Just imagine. Nearly one-hundred years ago a Park Heights resident could have breakfast in their kitchen at 7 a.m. and arrive to work in their New York City office by 9 a.m. If they worked closer to home in downtown Baltimore, they could leave Park Heights after 8 a.m. and arrive in Baltimore’s central business district before 9 o’clock.
The unfortunate deterioration the Park Heights community has experienced in the last half century has obscured the groundbreaking civic innovations combined with technological advances in transportation that defined the neighborhoods’ first one hundred years.
The Baltimore Airways Company operated from Handler Field, a roughly 72-acre triangular parcel bounded by Park Heights Avenue to the west, Stevenson Road to the east, and what is now Interstate 695 as its northernly border, offered daily 90-minute commuter flights to New York. The facility was so robust that it also housed the Park Heights Flying School and the Baltimore Aero Club.

Park Heights Trolley circa 1908
Photo credit: John Dubas BCLM Collection
So brisk was air travel commuting from the Park Heights area that two other nearby airfields provided services as well. City Line Airport, a 53-acre commercial airfield operated by the Aircraft Corporation of Maryland was located along Seven Mile Lane between Park Heights Avenue and Reisterstown Road, and the Curtiss-Wright Airport, which was located on Smith Avenue near Greenspring Avenue.
For Park Heights residents conducting business closer to home, trolley service to downtown Baltimore was available along the Reisterstown Road and Park Heights corridors with interconnecting routes at major cross streets designed to require a less than five-minute walk from homes in the neighborhood.

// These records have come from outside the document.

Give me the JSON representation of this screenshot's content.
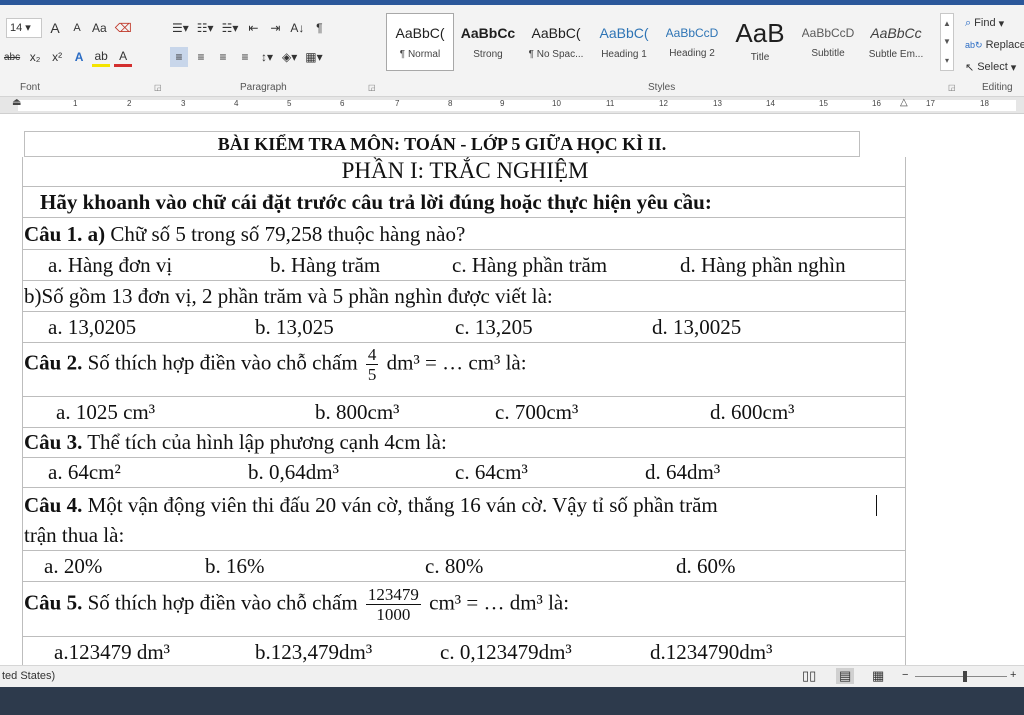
{
  "ribbon": {
    "font": {
      "size": "14",
      "grow": "A",
      "shrink": "A",
      "case": "Aa",
      "strike": "abc",
      "sub": "x₂",
      "sup": "x²",
      "text_effects": "A",
      "highlight": "ab",
      "font_color": "A",
      "label": "Font"
    },
    "paragraph": {
      "label": "Paragraph",
      "sort": "A↓",
      "pilcrow": "¶"
    },
    "styles": {
      "label": "Styles",
      "items": [
        {
          "preview": "AaBbC(",
          "name": "¶ Normal"
        },
        {
          "preview": "AaBbCc",
          "name": "Strong"
        },
        {
          "preview": "AaBbC(",
          "name": "¶ No Spac..."
        },
        {
          "preview": "AaBbC(",
          "name": "Heading 1"
        },
        {
          "preview": "AaBbCcD",
          "name": "Heading 2"
        },
        {
          "preview": "AaB",
          "name": "Title"
        },
        {
          "preview": "AaBbCcD",
          "name": "Subtitle"
        },
        {
          "preview": "AaBbCc",
          "name": "Subtle Em..."
        }
      ]
    },
    "editing": {
      "find": "Find",
      "replace": "Replace",
      "select": "Select",
      "label": "Editing"
    }
  },
  "ruler": {
    "ticks": [
      "1",
      "2",
      "3",
      "4",
      "5",
      "6",
      "7",
      "8",
      "9",
      "10",
      "11",
      "12",
      "13",
      "14",
      "15",
      "16",
      "17",
      "18"
    ]
  },
  "document": {
    "title": "BÀI KIỂM TRA MÔN: TOÁN - LỚP 5 GIỮA HỌC KÌ II.",
    "part": "PHẦN I: TRẮC NGHIỆM",
    "instruction": "Hãy khoanh vào chữ cái đặt trước câu trả lời đúng hoặc thực hiện yêu cầu:",
    "q1a": {
      "label": "Câu 1. a)",
      "text": " Chữ số 5 trong số 79,258 thuộc hàng nào?",
      "options": [
        "a. Hàng đơn vị",
        "b. Hàng trăm",
        "c. Hàng phần trăm",
        "d. Hàng phần nghìn"
      ]
    },
    "q1b": {
      "text": "b)Số gồm 13 đơn vị, 2 phần trăm và 5 phần nghìn được viết là:",
      "options": [
        "a. 13,0205",
        "b. 13,025",
        "c. 13,205",
        "d. 13,0025"
      ]
    },
    "q2": {
      "label": "Câu 2.",
      "text": " Số thích hợp điền vào chỗ chấm",
      "num": "4",
      "den": "5",
      "after": "dm³ = … cm³ là:",
      "options": [
        "a. 1025 cm³",
        "b. 800cm³",
        "c. 700cm³",
        "d. 600cm³"
      ]
    },
    "q3": {
      "label": "Câu 3.",
      "text": " Thể tích của hình lập phương cạnh 4cm là:",
      "options": [
        "a. 64cm²",
        "b. 0,64dm³",
        "c. 64cm³",
        "d. 64dm³"
      ]
    },
    "q4": {
      "label": "Câu 4.",
      "text": " Một vận động viên thi đấu 20 ván cờ, thắng 16 ván cờ. Vậy tỉ số phần trăm",
      "text2": "trận thua là:",
      "options": [
        "a. 20%",
        "b. 16%",
        "c. 80%",
        "d. 60%"
      ]
    },
    "q5": {
      "label": "Câu 5.",
      "text": " Số thích hợp điền vào chỗ chấm",
      "num": "123479",
      "den": "1000",
      "after": "cm³ = … dm³ là:",
      "options": [
        "a.123479 dm³",
        "b.123,479dm³",
        "c. 0,123479dm³",
        "d.1234790dm³"
      ]
    }
  },
  "status": {
    "left": "ted States)"
  }
}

With Baltimore City’s westward growth expanding rapidly towards the end of the 18th century, Park Heights began its official annexation as the city’s northwesternmost neighborhood in 1888, located roughly 10 miles from downtown, although many did not consider the expansion complete until the Park Circle tollgate was abolished in 1911 when it cost drivers .21 cents to continue traveling north and west into Park Heights from the inner city.
The geographic street boundaries of the Park Heights community as defined by the Baltimore City Planning Department has its northern boundary as Northern Parkway, bounded on the south by Park Circle, east along Greenspring Avenue, and Wabash Avenue on the western edge. The community is comprised of twelve smaller neighborhoods: Arlington, Central Park Heights, Cylburn, Greenspring, Langston Hughes, Levindale, Lucille Park, Park Circle, Park Lane, Pimlico Good Neighbor, Towanda/Grantley and Woodmere.
Despite Pimlico Racecourse’s symbolism as Park Heights’ cultural crown jewel, the track was built nearly 20 years before Park Heights officially joined the city, in 1870. The first Preakness Stakes was run in 1873, fifteen years before Park Heights became part of Baltimore City.
The wave of Eastern European immigration Baltimore experienced in the early 1800s resulted in large settlements of Jewish populations in Park Heights in the latter part of the century. The popularity of northwest Baltimore as a Jewish enclave enticed many Jewish immigrant’s offspring from other nearby communities in the city to relocate to Park Heights changing the character and culture of the area until 1960s desegregation policies developed a pattern where African Americans from west Baltimore began to migrate further west and north along Reisterstown Road and Park Heights Avenue.
Despite Baltimore’s reputation for greater racial tolerance than many larger cities south of Maryland, there was discrimination and interracial friction caused by desegregation. A hundred years earlier, prior to the start of the Civil War, Baltimore had the largest population of free Blacks in the country. In 1860, when the city reached 212,418 people, there were 25,680 free Blacks and 2,218 slaves.
During the Civil Rights era, African American students, most from Morgan State University and Coppin University, along with activist church congregations, led the charge to desegregate housing and public accommodations in Baltimore City. A popular Baltimore Jewish restaurant chain based in Park Heights, Nate and Leon’s White Coffee Pot Jr., was picketed for offering Black customers takeout service only, no seating— a policy demonstrators forced them to rescind.
Five decades later, Park Heights has evolved from a community that resisted housing and public accommodations for African Americans to a neighborhood that is 96% Black and struggling with chronic poverty, drug addiction and gun violence. African American residents of Park Heights saw so much promise in the 1970s when hundreds were employed by Black businessman Henry G. Parks Jr. at the Parks Sausage Company located at Park Circle that today’s neighborhood conditions seem unimaginable.
Ironically, despite the controversy over relations between police and community members, Park Heights 5th largest employer, besides Sinai Hospital, other healthcare-related businesses, and Pimlico Racecourse, is the Northwestern Police District. One of the brightest stars on Park Heights’ horizon is Baltimore’s 52nd mayor, Brandon Maurice Scott, proving that Park Heights is neither gone nor forgotten.